HTTP is the null hypothesis, since it's simpler. Usually there is a great reason to reject this null hypothesis - it prevents security vulnerabilities. But if there is no added value, then there is no reason to do it.

Consider, why not double-wrap your stream? Put TLS on top of TLS on top of HTTP?


It's worth noting that a large number of people don't agree with you that HTTP is the null hypothesis. Instead, they think that HTTPS is a security/privacy best practice and a great part of defense in depth.

You can see this pro-HTTPS opinion all over this discussion.

As for your "consider", I personally do double-wrap many streams: I have a VPN for my browser. The VPN is great for hiding my home traffic from being spied on by my ISP. Without the VPN, HTTPS streams would reveal hostnames (SNI) and IP addresses to my ISP.


> Consider, why not double-wrap your stream? Put TLS on top of TLS on top of HTTP?
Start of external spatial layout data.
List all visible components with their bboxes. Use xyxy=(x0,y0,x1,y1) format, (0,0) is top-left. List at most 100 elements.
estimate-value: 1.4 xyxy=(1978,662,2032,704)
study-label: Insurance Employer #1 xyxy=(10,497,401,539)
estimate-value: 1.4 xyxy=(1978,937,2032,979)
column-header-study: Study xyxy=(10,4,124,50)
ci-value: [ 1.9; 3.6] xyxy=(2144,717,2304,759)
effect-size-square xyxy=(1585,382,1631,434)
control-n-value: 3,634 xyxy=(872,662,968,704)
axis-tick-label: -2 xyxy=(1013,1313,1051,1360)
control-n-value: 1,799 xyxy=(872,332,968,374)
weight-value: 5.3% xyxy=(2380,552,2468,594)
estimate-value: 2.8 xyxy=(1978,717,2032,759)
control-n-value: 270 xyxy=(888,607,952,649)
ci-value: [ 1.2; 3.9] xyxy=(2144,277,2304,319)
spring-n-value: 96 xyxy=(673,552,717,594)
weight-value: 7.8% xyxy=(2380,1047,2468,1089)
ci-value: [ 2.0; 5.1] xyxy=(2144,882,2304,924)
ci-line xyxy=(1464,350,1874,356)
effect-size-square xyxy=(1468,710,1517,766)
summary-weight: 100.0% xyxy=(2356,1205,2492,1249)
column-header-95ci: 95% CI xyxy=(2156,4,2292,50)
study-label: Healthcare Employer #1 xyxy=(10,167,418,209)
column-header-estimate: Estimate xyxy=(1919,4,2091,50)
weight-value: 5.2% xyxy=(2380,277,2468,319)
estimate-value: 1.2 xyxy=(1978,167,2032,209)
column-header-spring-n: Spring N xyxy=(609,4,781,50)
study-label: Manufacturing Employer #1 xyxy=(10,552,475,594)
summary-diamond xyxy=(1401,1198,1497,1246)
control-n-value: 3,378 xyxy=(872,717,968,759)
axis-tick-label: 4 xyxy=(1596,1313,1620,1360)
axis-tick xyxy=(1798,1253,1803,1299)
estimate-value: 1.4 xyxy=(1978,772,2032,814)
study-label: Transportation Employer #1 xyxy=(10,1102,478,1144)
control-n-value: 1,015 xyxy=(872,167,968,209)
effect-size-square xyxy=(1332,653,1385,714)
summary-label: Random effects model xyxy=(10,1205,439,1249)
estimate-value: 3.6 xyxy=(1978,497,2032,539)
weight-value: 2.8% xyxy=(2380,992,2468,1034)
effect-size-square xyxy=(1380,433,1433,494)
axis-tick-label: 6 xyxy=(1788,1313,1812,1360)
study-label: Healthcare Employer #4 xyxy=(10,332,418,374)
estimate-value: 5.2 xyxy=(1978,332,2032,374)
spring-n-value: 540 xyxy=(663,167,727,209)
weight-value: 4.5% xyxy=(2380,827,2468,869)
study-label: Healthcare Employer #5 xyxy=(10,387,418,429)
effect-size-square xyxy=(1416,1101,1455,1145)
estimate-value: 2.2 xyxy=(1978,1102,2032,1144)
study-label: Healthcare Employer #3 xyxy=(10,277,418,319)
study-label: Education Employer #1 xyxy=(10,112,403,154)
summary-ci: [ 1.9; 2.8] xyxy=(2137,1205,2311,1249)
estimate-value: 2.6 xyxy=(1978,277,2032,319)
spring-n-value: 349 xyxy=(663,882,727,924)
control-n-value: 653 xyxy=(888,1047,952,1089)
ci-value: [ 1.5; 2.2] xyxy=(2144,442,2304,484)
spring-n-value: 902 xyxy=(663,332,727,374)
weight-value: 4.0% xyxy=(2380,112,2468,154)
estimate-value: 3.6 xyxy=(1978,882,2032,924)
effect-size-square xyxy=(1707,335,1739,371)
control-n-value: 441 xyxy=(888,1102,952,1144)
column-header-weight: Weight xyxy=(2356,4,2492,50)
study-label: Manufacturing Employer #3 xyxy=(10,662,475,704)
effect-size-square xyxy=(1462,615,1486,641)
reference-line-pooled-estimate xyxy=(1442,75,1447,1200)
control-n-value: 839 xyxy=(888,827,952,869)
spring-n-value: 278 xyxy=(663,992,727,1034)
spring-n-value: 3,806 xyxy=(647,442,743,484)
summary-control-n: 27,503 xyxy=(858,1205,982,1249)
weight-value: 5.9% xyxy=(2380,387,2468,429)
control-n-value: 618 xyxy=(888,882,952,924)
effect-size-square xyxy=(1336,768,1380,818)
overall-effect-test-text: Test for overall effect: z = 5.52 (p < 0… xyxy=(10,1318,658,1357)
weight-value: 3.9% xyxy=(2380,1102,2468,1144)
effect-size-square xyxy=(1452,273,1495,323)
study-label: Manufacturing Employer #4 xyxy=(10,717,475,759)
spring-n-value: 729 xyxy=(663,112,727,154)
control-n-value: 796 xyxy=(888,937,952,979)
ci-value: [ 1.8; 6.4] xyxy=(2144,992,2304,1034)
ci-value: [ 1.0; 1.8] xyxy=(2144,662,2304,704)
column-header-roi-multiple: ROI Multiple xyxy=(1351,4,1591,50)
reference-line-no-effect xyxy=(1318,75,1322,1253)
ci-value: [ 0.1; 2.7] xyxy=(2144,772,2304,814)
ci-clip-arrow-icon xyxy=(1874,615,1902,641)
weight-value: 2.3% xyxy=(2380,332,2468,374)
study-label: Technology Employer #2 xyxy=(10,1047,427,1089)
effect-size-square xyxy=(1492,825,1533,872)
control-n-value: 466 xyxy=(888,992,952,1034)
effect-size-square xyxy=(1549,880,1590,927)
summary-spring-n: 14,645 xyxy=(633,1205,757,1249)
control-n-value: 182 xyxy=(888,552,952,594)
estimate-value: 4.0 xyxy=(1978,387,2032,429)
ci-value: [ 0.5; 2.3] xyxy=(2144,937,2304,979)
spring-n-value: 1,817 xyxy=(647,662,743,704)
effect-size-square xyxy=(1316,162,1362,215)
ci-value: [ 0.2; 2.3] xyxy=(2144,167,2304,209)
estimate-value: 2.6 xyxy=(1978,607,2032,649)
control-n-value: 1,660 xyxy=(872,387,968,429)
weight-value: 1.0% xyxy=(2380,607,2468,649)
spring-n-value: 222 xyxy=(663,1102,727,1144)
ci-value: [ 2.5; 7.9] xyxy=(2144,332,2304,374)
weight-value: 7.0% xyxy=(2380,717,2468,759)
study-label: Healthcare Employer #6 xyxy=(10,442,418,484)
If it's the exact same implementation then that doesn't really add a second layer. If, however, I am provided the option to run HTTPS over a VPN tunnel, then I would happily do that in a heartbeat. In fact, I frequently do run my web traffic over a proxy, thereby giving it at least two layers of encryption.


Yet it’s actually not simpler for the user, since their transfer can then be tampered with either by accident or intentionally leaving the user with a broken download and then what do they do? A redownlaod from a different mirror makes no difference.
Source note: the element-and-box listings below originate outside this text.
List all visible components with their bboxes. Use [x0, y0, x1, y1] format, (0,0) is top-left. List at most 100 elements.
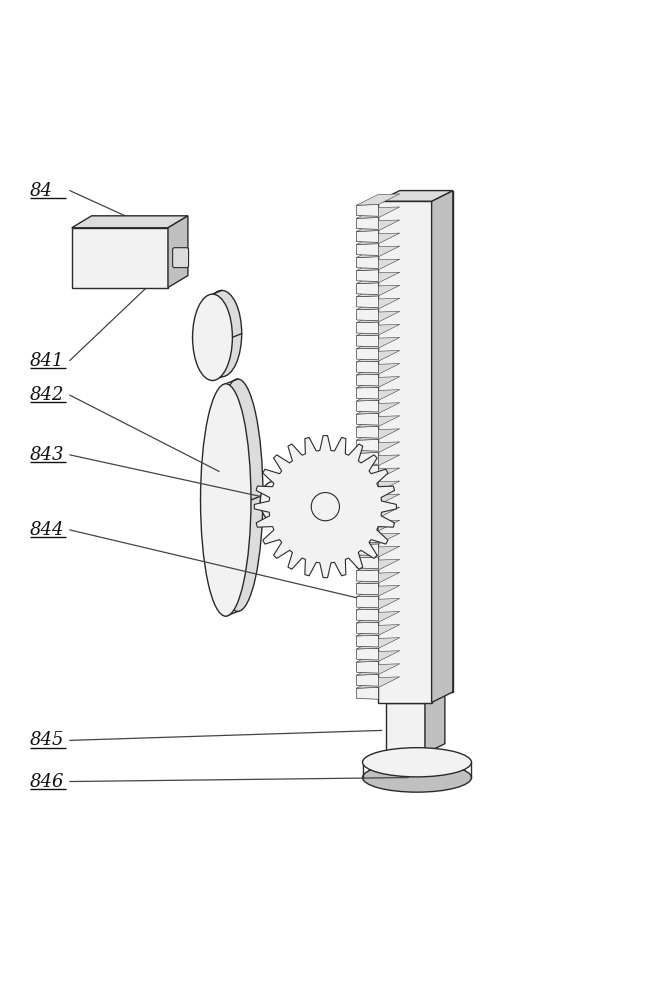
Polygon shape [357, 570, 378, 582]
Polygon shape [357, 285, 400, 297]
Polygon shape [357, 324, 400, 336]
Polygon shape [357, 546, 400, 558]
Polygon shape [357, 348, 378, 360]
Polygon shape [357, 494, 400, 505]
Polygon shape [357, 466, 378, 477]
Polygon shape [357, 246, 400, 257]
Polygon shape [357, 505, 378, 516]
Polygon shape [357, 674, 378, 686]
Polygon shape [357, 337, 400, 349]
Polygon shape [357, 298, 400, 310]
Polygon shape [357, 413, 378, 425]
Polygon shape [357, 335, 378, 347]
Circle shape [311, 493, 339, 521]
Polygon shape [357, 609, 378, 621]
Polygon shape [357, 648, 378, 660]
Polygon shape [357, 361, 378, 373]
Polygon shape [357, 533, 400, 545]
Polygon shape [432, 191, 453, 703]
Polygon shape [357, 207, 400, 218]
Polygon shape [357, 311, 400, 323]
Polygon shape [357, 272, 400, 284]
Ellipse shape [201, 384, 251, 616]
Ellipse shape [193, 294, 232, 380]
Polygon shape [357, 572, 400, 584]
Polygon shape [72, 216, 188, 228]
Polygon shape [168, 216, 188, 288]
Polygon shape [357, 520, 400, 532]
Polygon shape [357, 518, 378, 530]
Polygon shape [357, 638, 400, 649]
Polygon shape [357, 309, 378, 321]
Polygon shape [357, 468, 400, 479]
Ellipse shape [274, 476, 300, 516]
Polygon shape [357, 583, 378, 595]
Polygon shape [357, 664, 400, 675]
Polygon shape [357, 374, 378, 386]
Polygon shape [357, 612, 400, 623]
Polygon shape [357, 651, 400, 662]
Polygon shape [357, 481, 400, 492]
Polygon shape [357, 205, 378, 216]
Polygon shape [357, 442, 400, 453]
Polygon shape [357, 218, 378, 229]
Ellipse shape [202, 290, 242, 377]
Polygon shape [357, 625, 400, 636]
Polygon shape [357, 403, 400, 414]
Polygon shape [357, 622, 378, 634]
Polygon shape [357, 296, 378, 308]
Polygon shape [357, 220, 400, 231]
Polygon shape [357, 635, 378, 647]
Polygon shape [357, 599, 400, 610]
Polygon shape [357, 585, 400, 597]
Polygon shape [357, 596, 378, 608]
Polygon shape [357, 531, 378, 543]
Polygon shape [254, 436, 396, 578]
Polygon shape [357, 426, 378, 438]
Polygon shape [386, 693, 445, 703]
Polygon shape [357, 507, 400, 518]
Polygon shape [357, 439, 378, 451]
Polygon shape [357, 244, 378, 255]
Polygon shape [357, 492, 378, 503]
Text: 846: 846 [30, 773, 64, 791]
Polygon shape [357, 557, 378, 569]
Polygon shape [357, 455, 400, 466]
Polygon shape [432, 191, 453, 692]
Polygon shape [357, 661, 378, 673]
Polygon shape [357, 377, 400, 388]
Text: 842: 842 [30, 386, 64, 404]
Polygon shape [357, 687, 378, 699]
FancyBboxPatch shape [173, 248, 189, 268]
Polygon shape [357, 453, 378, 464]
Text: 845: 845 [30, 731, 64, 749]
Polygon shape [357, 387, 378, 399]
Polygon shape [357, 479, 378, 490]
Polygon shape [357, 322, 378, 334]
Polygon shape [357, 351, 400, 362]
Polygon shape [357, 194, 400, 205]
Polygon shape [357, 677, 400, 688]
Polygon shape [425, 693, 445, 754]
Ellipse shape [212, 379, 263, 611]
Polygon shape [357, 390, 400, 401]
Polygon shape [357, 400, 378, 412]
Polygon shape [357, 257, 378, 268]
Polygon shape [357, 364, 400, 375]
Polygon shape [386, 703, 425, 754]
Polygon shape [357, 233, 400, 244]
Polygon shape [357, 416, 400, 427]
Polygon shape [357, 559, 400, 571]
Polygon shape [357, 544, 378, 556]
Polygon shape [357, 259, 400, 270]
Polygon shape [357, 270, 378, 282]
Polygon shape [378, 191, 453, 201]
Text: 844: 844 [30, 521, 64, 539]
Ellipse shape [363, 748, 471, 777]
Polygon shape [378, 201, 432, 703]
Text: 841: 841 [30, 352, 64, 370]
Ellipse shape [260, 481, 287, 521]
Text: 843: 843 [30, 446, 64, 464]
Polygon shape [357, 283, 378, 295]
Polygon shape [357, 429, 400, 440]
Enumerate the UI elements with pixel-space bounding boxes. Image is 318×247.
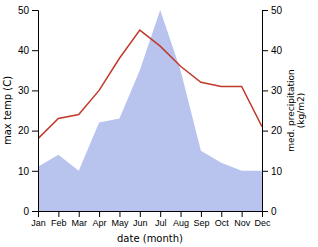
y-tick-label: 30 [18,85,30,96]
x-tick: Nov [234,211,251,228]
y2-tick: 10 [262,166,283,177]
x-tick-mark [119,211,120,217]
x-tick: Jan [31,211,46,228]
x-tick-mark [99,211,100,217]
x-tick-mark [201,211,202,217]
x-tick-label: Nov [234,218,251,228]
y2-axis-title: med. precipitation(kg/m2) [286,69,306,151]
x-tick-label: Sep [193,218,209,228]
y2-tick: 50 [262,5,283,16]
y-tick: 30 [18,85,38,96]
y-tick-label: 0 [23,206,29,217]
x-tick-label: Jul [155,218,167,228]
y-tick-label: 50 [18,5,30,16]
x-tick-label: Feb [51,218,67,228]
y2-tick-label: 10 [271,166,283,177]
y-tick: 40 [18,45,38,56]
x-tick: Jun [133,211,148,228]
y-tick-mark [32,131,38,132]
x-tick-label: May [111,218,129,228]
y2-tick-label: 20 [271,125,283,136]
y2-tick-label: 30 [271,85,283,96]
plot-area: JanFebMarAprMayJunJulAugSepOctNovDec0102… [18,5,283,229]
x-tick-label: Jan [31,218,46,228]
y-tick-label: 10 [18,166,30,177]
line [38,30,262,139]
y-axis-title: max temp (C) [2,76,13,145]
x-tick-mark [242,211,243,217]
y-tick: 0 [23,206,38,217]
y-tick-mark [32,50,38,51]
area [38,10,262,211]
x-tick: Mar [71,211,87,228]
x-tick-label: Aug [173,218,189,228]
y2-tick: 30 [262,85,283,96]
y-tick-mark [32,211,38,212]
x-axis: Jan Feb Mar Apr May Jun Jul Aug Sep Oct NovDec [31,211,271,228]
chart: JanFebMarAprMayJunJulAugSepOctNovDec0102… [0,0,318,247]
y2-tick: 0 [262,206,277,217]
y2-tick-mark [262,211,268,212]
axis-line [39,212,263,218]
x-tick-mark [140,211,141,217]
marks [38,10,262,211]
y2-tick-mark [262,90,268,91]
x-tick-mark [58,211,59,217]
y2-tick-label: 40 [271,45,283,56]
x-tick: May [111,211,129,228]
x-tick: Aug [173,211,189,228]
y2-tick: 40 [262,45,283,56]
x-tick-mark [160,211,161,217]
y2-tick: 20 [262,125,283,136]
x-tick-mark [79,211,80,217]
x-tick-label: Apr [93,218,107,228]
x-tick-label: Oct [215,218,230,228]
x-tick: Sep [193,211,209,228]
axis-line [263,11,269,212]
x-tick: Oct [215,211,230,228]
y-tick: 10 [18,166,38,177]
y2-tick-mark [262,131,268,132]
x-tick: Jul [155,211,167,228]
y2-axis: 0 10 20 30 40 50 [262,5,283,217]
y2-tick-mark [262,50,268,51]
y2-tick-mark [262,10,268,11]
y-tick: 50 [18,5,38,16]
y-tick: 20 [18,125,38,136]
y-tick-mark [32,10,38,11]
x-tick-mark [221,211,222,217]
x-tick-label: Jun [133,218,148,228]
y-tick-label: 20 [18,125,30,136]
x-tick-label: Dec [254,218,271,228]
y2-tick-mark [262,171,268,172]
x-tick-label: Mar [71,218,87,228]
x-axis-title: date (month) [117,233,183,244]
y2-tick-label: 50 [271,5,283,16]
axis-line [32,11,39,212]
x-tick: Dec [254,211,271,228]
y-tick-label: 40 [18,45,30,56]
x-tick: Apr [93,211,107,228]
y2-tick-label: 0 [271,206,277,217]
y-tick-mark [32,171,38,172]
x-tick-mark [181,211,182,217]
x-tick: Feb [51,211,67,228]
y-axis: 0 10 20 30 40 50 [18,5,39,217]
y-tick-mark [32,90,38,91]
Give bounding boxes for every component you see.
The situation you described is the same thing that happens with a MITM attack with HTTPS. You would get a failed download from any mirror.

Do you have a response to my question? "Consider, why not double-wrap your stream? Put TLS on top of TLS on top of HTTP?"
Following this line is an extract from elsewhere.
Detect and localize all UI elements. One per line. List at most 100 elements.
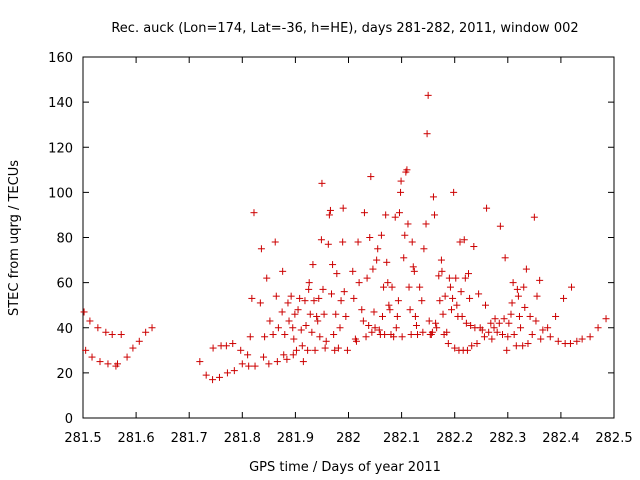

It’s not the same, Comcast and other ISPs don’t tamper with HTTPS, and if they break the HTTPS connection then it’s a clearer problem for the ISP to troubleshoot than corruption.

Sorry I don’t understand what double wrapping has to do with it, or why you’d ever do that.


Because that just makes things slower for no good reason?


Sounds like an argument for rejecting HTTP+TLS single-wrap too. (For apt — not in general.)


I was being glib because I didn’t think I needed to explain fully, but here we go.

Double-encrypting something with the same technique is pretty much always a sign of cargo cult crypto. Modern ciphers, like those used by TLS, are strong enough that there’s no reasonable way to break them applied once, and the downside is that applying them twice is making things slower than they need to be for zero added benefit.

On the other hand, TLS and PGP are very different things serving very different purposes, so nesting those makes sense. There is an added benefit from TLS, namely that you ensure that everything is protected in transit - including the HTTP protocol itself (which is currently not protected and which might be subject to manipulation as shown in this post). Plus, it provides some resistance to eavesdropping (and with eSNI + mirrors hosted on shared hosts, that resistance should improve further).


also, the apt way to fix this would be to a) move release.gpg out of the package path and b) require the release.gpg to be wrapped and signed with the previous valid key instead of being accepted blindly


Some country's firewalls distrupt https, which makes downloading things via https difficult.


So you create an non default http mirror for that minority, instead of making the majority insecure.


so if north korea is subjugating some poor souls over there, the whole world must suffer along? there could be a setting with a big warning to disable the default HTTPS behaviour...


Which countries? I’ve only seen HTTP connections tampered with in practice, and China’s GFW blocks HTTP no different than HTTPS from what I’ve seen.


Also some companies, to allow IDS to inspect traffic without having to extract keys from clients.